“También los perros se comen las migajas que caen de
la mesa de los amos” (Mt 15,21-28). El
episodio con la mujer cananea revela, además del poder divino de Jesús, una
gran cantidad de cualidades en la mujer cananea. Por un lado, no va a pedir a
Jesús que cure a su hija de una enfermedad, sino que la libere de una posesión
maligna, lo cual quiere decir que la mujer sabe diferenciar bien entre lo que
es enfermedad y lo que es posesión demoníaca. Por otro lado, acude a Jesús
porque tiene fe y confianza en Él, en su poder divino: con toda seguridad, o ha
oído hablar de Jesús, o bien a asistido en persona a algunos de los numerosos
exorcismos que Jesús practicó a lo largo del Evangelio y por esta razón sabe
que Jesús, con el solo poder de su voz, puede expulsar los demonios y así
liberar a su hija. Otra virtud que demuestra, además de esta fe en la divinidad
de Jesús, es la extrema humildad. En efecto, Jesús prueba al extremo la
humildad de la mujer cananea, antes de concederle lo que le pide. Por ejemplo,
primero no le responde a la petición, como cuando una persona escucha a otra,
pero se queda callada. Tanto es así, que los mismos discípulos se sienten
perplejos y son ellos los que interceden por la mujer, ante el silencio de
Jesús: “Atiéndela, que viene detrás gritando”. Cuando se decide a responder, es
para negar, implícitamente, su pedido, porque le dice que ha venido sólo “para
las ovejas descarriadas de Israel” y puesto que ella es cananea y no israelita,
Él no puede atender su petición; es decir, le niega por segunda vez su
petición. Sin embargo, la mujer cananea muestra otra virtud más, y es la
constancia y perseverancia en la oración, ya que ante esta respuesta negativa,
se postra ante Jesús y le suplica: “Señor, socórreme”. Ante esta muestra de fe,
de humildad, de constancia en la oración, uno podría suponer que Jesús se
habría de conmover, pero tampoco es así, ya que le vuelve a responder
negativamente, a lo que se le agrega otro elemento: la humillación pública a la
mujer cananea, ya que la trata, indirectamente, de “perra” –sin sentido
peyorativo, pero la trata de animal, en comparación con los hijos, humanos, que
son los israelitas-: “No está bien echar a los perros el pan de los hijos”. Jesús
le vuelve a decir que no, y esta vez humillándola, porque le dice que no puede
hacer un milagro que está reservado a los hijos de Dios, que son los
israelitas. Ante esta respuesta, la mujer cananea, movida por el amor a su hija
y también por el amor a Jesús, no solo no se retira ofendida, sino que se
humilla aún más, aceptando la comparación de Jesús, pero respondiendo al mismo
tiempo con humildad y sabiduría: es verdad que no se debe dar la comida de los
hijos a los perros, pero los perros se alimentan de las migajas que caen de la
mesa de los hijos. Es decir, la mujer cananea le dice que acepta que los
milagros más grandes son para los israelitas, pero los no israelitas pueden
beneficiarse de la sobreabundancia de los milagros de los israelitas. Esta respuesta,
que expresa la extrema humildad –además de fe y constancia en la oración- de la
mujer cananea, es que lo que sorprende a Jesús y hace que le conceda lo que
pide, la liberación de su hija de la posesión demoníaca: “Mujer, qué grande es
tu fe: que se cumpla lo que deseas”. Cuando pidamos algo a Jesús, recordemos el
ejemplo de la mujer cananea y aprendamos de ella.

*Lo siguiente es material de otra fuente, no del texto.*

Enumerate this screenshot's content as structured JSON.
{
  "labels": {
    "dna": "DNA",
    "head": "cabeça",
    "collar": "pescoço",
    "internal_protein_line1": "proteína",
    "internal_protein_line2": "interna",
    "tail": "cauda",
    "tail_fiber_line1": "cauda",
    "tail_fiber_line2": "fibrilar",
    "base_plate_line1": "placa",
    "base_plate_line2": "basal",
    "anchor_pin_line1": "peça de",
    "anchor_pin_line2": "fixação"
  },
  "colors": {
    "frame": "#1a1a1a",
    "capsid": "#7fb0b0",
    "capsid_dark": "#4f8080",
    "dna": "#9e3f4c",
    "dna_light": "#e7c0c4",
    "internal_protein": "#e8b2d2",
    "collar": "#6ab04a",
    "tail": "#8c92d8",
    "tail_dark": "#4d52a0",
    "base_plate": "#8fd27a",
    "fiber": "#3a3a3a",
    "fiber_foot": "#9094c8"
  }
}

Adorado seas, Jesús, Cordero de Dios, Segunda Persona de la Santísima Trinidad, Dios oculto en el Santísimo Sacramento del altar. Adorado seas en la eternidad, en el seno de Dios Padre; adorado seas en el tiempo, en el seno de la Virgen Madre; adorado seas, en el tiempo de la Iglesia, en su seno, el altar Eucarístico. Adorado seas, Jesús, en el tiempo y en la eternidad.